What I would like to know is the order in which the delegates are called.
Good question — this is really pretty dependent on what is happening/what you are doing. It isn’t so much that there is a particular order to expect but that there are particular events which will result in a certain delegate callback. The basic thing that you will see is the start event, then lots and lots of updates of the live speech event (as you mention) followed by a finalized speech event.
However pocketsphinxDidStopListening doesn’t appear to be called, should this not be called as some point before pocketsphinxDidStartListening is called? Or should pocketsphinxDidStartListening not be called except for the very first time?

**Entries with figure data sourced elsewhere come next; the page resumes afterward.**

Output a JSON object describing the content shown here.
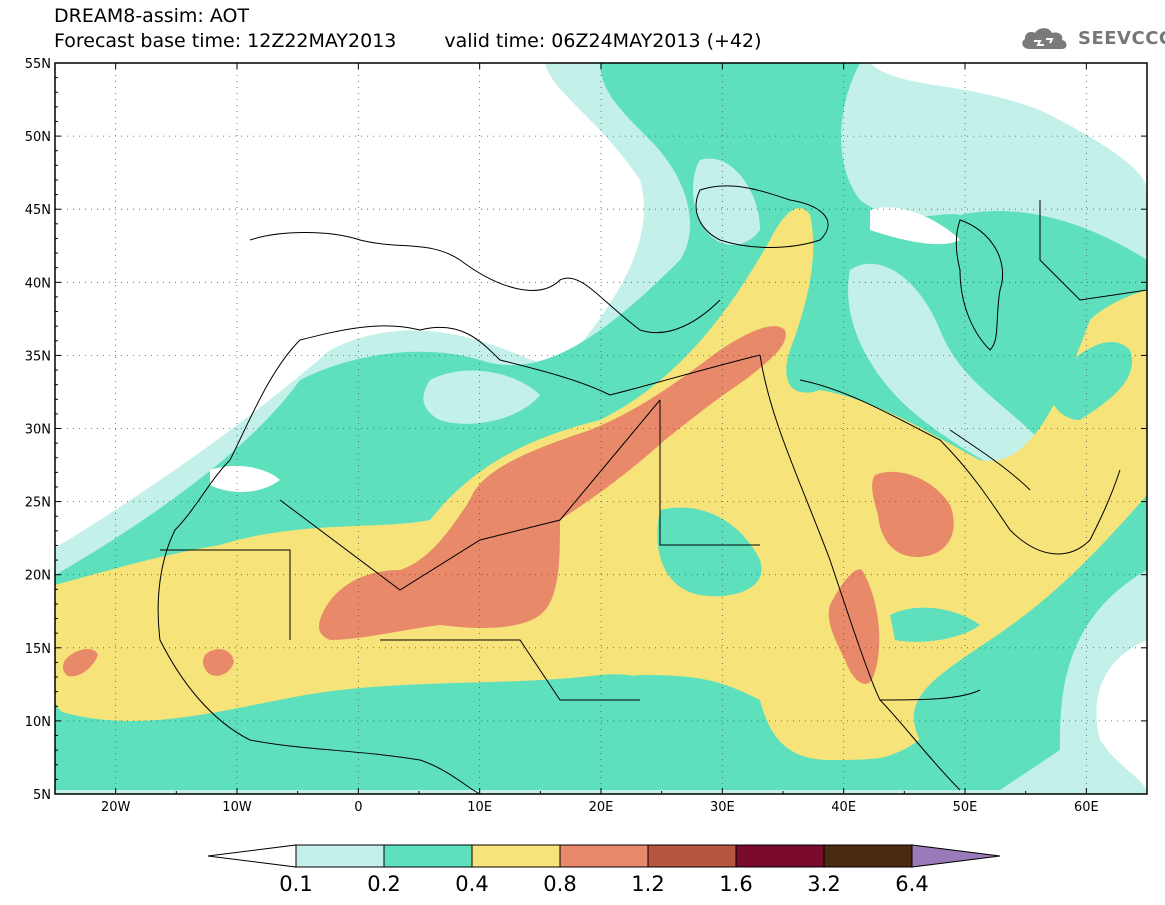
{
  "header": {
    "line1": "DREAM8-assim: AOT",
    "base_time": "Forecast base time: 12Z22MAY2013",
    "valid_time": "valid time: 06Z24MAY2013 (+42)"
  },
  "logo": {
    "text": "SEEVCCC",
    "icon": "cloud-icon"
  },
  "map": {
    "lat_labels": [
      "55N",
      "50N",
      "45N",
      "40N",
      "35N",
      "30N",
      "25N",
      "20N",
      "15N",
      "10N",
      "5N"
    ],
    "lon_labels": [
      "20W",
      "10W",
      "0",
      "10E",
      "20E",
      "30E",
      "40E",
      "50E",
      "60E"
    ],
    "grid": "dotted"
  },
  "colorbar": {
    "colors": [
      "#ffffff",
      "#c4f0ea",
      "#5ee0bc",
      "#f6e37a",
      "#e88a6a",
      "#b55440",
      "#7a0a2a",
      "#4a2a12",
      "#9a7ab8"
    ],
    "labels": [
      "0.1",
      "0.2",
      "0.4",
      "0.8",
      "1.2",
      "1.6",
      "3.2",
      "6.4"
    ]
  }
}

I think this is an example of flawed naming on my part — pocketsphinxDidStartListening and pocketsphinxDidStopListening are not actually analogs. pocketsphinxDidStartListening is called when entering the listening loop, pocketsphinxDidStopListening is called when turning off the recognition engine finally.
What causes rapidEarsDidDetectFinishedSpeechAsWordArray to be called? Does it still work on the second of silence?
Correct, there are lots of attempts to recognize during the speech, and then once there is a pause there is a finalized, higher-accuracy attempt that is very similar to the default recognition behavior of OpenEars. It can be turned off (and should be turned off to save a few cycles) if you are only interested in the live speech but I left the option in there of using it so you aren’t excluded from the old-style pause-based recognition if you choose RapidEars. You can turn it off by setting this:
Just to confirm but pocketsphinxDidReceiveHypothese should no longer should be callled?
What sort of delay if any will be caused when it’s switching between these states? I’m mainly interested in trying to find out if any words will be lost if they are said between rapidEarsDidDetectFinishedSpeechAsWordArray and pocketsphinxDidStartListening being called, how is the reconigition loop affected, should I make the user wait before continuing to speak?
Just like with OpenEars, the engine is not taking in new audio while it is performing that pause-based finalized recognition (if you tell it to stop finalizing the expected behavior is that it shouldn’t have gaps in listening — let me know if that isn’t the case). But there shouldn’t be a delay in the time between returning the hypothesis and going back to listening.